Influenza viruses undergo antigenic shift (reassortment of genome segments) and antigenic drift (accumulation of mutations), leading to new strains and challenges for vaccine development.

Antigenic shift and drift in influenza

Vaccine Strains

Annual influenza vaccines are formulated based on circulating strains, including H1N1, H3N2, and B/Victoria lineage viruses.

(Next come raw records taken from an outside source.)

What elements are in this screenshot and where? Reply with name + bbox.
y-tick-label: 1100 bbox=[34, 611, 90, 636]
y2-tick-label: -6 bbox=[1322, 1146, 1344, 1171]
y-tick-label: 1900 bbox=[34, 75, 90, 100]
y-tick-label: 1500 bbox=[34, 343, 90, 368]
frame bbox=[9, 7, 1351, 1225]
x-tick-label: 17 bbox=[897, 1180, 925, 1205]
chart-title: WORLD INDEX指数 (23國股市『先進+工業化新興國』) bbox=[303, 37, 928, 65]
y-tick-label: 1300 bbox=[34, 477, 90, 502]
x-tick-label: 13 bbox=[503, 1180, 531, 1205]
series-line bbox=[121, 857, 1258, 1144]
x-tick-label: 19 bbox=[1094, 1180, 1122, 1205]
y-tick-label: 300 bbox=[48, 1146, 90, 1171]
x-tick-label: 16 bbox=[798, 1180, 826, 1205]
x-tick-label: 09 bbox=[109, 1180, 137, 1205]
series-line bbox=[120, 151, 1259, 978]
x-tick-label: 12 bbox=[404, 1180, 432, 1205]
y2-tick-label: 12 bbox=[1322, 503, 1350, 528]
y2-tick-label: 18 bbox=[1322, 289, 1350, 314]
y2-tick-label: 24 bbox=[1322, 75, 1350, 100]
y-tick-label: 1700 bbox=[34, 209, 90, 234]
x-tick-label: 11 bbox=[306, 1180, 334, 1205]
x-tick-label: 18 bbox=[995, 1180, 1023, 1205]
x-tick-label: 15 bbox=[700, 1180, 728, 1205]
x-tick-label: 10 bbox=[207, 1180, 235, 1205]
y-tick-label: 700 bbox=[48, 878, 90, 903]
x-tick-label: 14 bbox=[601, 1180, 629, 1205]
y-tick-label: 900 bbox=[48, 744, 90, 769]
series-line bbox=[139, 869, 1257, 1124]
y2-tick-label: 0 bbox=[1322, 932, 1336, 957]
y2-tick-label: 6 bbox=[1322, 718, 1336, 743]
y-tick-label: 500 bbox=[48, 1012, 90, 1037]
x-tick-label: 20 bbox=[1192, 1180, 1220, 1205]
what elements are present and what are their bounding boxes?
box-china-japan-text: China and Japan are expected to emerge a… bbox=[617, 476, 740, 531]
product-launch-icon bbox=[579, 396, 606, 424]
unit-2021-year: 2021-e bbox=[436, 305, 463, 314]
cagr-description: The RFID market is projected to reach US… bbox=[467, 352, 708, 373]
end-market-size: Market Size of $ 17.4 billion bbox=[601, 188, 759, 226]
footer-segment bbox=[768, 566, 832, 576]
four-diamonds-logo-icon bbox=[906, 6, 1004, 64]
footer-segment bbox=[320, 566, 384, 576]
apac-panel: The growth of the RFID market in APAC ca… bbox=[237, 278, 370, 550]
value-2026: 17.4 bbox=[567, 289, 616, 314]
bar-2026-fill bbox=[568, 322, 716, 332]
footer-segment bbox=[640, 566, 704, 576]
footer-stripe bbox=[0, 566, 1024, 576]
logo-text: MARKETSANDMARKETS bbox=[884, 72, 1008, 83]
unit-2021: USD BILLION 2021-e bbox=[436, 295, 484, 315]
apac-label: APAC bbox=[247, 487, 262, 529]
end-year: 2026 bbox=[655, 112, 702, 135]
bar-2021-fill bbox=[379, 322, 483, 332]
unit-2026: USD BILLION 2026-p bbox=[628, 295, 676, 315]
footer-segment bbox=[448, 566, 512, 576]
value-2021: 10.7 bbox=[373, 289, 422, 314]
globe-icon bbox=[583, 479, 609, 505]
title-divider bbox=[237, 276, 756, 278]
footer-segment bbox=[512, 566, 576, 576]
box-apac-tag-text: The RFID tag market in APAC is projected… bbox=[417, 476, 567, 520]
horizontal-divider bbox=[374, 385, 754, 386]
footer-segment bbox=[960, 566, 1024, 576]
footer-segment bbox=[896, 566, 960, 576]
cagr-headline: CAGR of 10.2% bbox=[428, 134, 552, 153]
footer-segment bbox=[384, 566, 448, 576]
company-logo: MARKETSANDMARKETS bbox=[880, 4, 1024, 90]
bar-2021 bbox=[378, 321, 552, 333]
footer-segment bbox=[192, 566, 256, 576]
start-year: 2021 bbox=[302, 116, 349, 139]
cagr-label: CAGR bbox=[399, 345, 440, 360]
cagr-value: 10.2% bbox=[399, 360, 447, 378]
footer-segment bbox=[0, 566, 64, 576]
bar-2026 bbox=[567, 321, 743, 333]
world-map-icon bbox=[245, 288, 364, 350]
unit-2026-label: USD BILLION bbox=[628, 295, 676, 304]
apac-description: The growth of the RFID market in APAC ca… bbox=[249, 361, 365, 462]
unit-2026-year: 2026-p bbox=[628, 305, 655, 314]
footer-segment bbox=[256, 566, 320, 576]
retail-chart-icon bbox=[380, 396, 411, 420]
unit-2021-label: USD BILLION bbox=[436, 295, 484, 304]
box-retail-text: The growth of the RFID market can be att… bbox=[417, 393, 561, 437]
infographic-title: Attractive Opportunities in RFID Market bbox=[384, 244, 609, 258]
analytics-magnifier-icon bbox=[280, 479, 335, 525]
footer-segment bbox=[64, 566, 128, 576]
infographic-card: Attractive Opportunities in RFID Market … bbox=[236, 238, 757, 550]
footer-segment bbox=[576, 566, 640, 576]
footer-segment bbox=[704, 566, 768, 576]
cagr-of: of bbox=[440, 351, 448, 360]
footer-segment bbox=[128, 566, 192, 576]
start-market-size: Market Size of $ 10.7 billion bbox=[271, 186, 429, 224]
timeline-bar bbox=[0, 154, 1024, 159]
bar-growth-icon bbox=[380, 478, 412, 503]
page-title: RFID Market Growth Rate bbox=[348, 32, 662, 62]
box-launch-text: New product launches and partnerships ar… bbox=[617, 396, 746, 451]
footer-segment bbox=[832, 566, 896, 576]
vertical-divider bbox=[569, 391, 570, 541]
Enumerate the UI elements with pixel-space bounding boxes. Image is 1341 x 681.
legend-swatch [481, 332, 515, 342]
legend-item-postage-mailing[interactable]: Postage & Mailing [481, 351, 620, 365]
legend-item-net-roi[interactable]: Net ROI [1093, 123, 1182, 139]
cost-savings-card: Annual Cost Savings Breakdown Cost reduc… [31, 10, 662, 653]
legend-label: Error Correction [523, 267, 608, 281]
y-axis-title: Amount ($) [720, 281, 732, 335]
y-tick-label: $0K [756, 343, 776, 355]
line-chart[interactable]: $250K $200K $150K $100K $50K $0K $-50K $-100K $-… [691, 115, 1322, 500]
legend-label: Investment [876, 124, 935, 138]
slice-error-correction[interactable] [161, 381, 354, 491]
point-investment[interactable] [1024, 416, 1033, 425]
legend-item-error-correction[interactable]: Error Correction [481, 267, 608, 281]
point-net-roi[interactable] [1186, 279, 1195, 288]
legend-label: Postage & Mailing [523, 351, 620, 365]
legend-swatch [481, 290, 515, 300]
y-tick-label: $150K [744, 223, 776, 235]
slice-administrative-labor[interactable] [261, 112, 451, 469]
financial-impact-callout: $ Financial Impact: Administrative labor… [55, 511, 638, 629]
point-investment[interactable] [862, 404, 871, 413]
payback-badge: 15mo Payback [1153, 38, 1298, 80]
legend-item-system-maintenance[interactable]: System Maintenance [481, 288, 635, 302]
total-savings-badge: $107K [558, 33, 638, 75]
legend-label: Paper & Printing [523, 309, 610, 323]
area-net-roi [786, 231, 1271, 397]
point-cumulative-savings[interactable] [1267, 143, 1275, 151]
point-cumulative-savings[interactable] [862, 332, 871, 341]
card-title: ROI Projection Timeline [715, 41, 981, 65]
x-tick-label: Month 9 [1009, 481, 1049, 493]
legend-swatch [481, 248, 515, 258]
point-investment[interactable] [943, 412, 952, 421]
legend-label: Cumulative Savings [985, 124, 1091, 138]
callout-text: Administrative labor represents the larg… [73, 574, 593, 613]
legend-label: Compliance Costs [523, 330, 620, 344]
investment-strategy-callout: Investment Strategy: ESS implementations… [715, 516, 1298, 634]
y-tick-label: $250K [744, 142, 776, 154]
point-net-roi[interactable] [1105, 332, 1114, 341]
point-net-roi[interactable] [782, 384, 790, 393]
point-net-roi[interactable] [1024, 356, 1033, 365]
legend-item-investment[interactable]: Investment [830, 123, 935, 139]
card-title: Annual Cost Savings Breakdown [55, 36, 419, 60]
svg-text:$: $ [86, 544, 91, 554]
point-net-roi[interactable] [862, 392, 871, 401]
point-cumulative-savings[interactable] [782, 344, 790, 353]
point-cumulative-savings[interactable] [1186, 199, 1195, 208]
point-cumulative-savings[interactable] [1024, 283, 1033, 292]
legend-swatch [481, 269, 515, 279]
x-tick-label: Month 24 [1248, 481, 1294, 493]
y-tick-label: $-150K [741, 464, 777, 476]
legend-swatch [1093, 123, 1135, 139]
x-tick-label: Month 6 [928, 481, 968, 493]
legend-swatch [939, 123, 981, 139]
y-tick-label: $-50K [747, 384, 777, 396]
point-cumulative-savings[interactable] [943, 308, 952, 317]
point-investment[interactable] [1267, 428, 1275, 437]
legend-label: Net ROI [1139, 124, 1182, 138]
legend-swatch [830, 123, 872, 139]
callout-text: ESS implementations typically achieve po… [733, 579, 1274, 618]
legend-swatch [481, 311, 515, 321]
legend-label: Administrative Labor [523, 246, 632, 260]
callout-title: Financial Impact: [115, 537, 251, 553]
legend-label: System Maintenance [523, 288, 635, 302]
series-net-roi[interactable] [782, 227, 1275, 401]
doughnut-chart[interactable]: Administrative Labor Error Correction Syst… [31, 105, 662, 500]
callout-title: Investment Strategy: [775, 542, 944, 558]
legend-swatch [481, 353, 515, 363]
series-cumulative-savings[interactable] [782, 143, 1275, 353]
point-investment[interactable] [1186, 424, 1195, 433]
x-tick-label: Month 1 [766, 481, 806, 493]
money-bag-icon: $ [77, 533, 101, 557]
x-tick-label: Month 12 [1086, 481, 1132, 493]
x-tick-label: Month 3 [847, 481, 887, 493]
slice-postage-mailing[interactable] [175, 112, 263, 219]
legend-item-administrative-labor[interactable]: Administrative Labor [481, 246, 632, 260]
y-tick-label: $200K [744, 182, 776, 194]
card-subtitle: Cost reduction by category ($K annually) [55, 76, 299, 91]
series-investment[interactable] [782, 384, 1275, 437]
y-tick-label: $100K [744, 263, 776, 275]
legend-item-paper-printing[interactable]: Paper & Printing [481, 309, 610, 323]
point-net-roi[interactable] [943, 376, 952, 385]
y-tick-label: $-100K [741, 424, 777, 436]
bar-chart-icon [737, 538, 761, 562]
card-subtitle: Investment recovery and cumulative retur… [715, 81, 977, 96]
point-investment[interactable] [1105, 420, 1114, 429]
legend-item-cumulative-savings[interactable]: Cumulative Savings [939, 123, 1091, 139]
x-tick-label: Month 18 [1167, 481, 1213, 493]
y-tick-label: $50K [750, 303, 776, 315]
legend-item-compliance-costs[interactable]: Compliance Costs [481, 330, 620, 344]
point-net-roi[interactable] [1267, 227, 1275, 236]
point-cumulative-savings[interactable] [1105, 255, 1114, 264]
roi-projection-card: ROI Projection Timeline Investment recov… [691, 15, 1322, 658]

Summary Table: Baltimore Virus Groups

Group	Genome Type	Replication Strategy	Key Enzyme
I	dsDNA	Host or viral DNA polymerase	DNA polymerase
II	ssDNA	DNA polymerase makes complementary strand	DNA polymerase
III	dsRNA	RNA-dependent RNA polymerase	RNA polymerase
IV	(+) ssRNA	Direct translation or RNA polymerase for replication	RNA polymerase
V	(–) ssRNA	RNA-dependent RNA polymerase	RNA polymerase
VI	(+) ssRNA (retrovirus)	Reverse transcription to DNA	Reverse transcriptase
VII	dsDNA (pararetrovirus)	Reverse transcription to DNA	Reverse transcriptase

Additional info: Academic context was added to clarify mechanisms, provide definitions, and expand on brief points for completeness.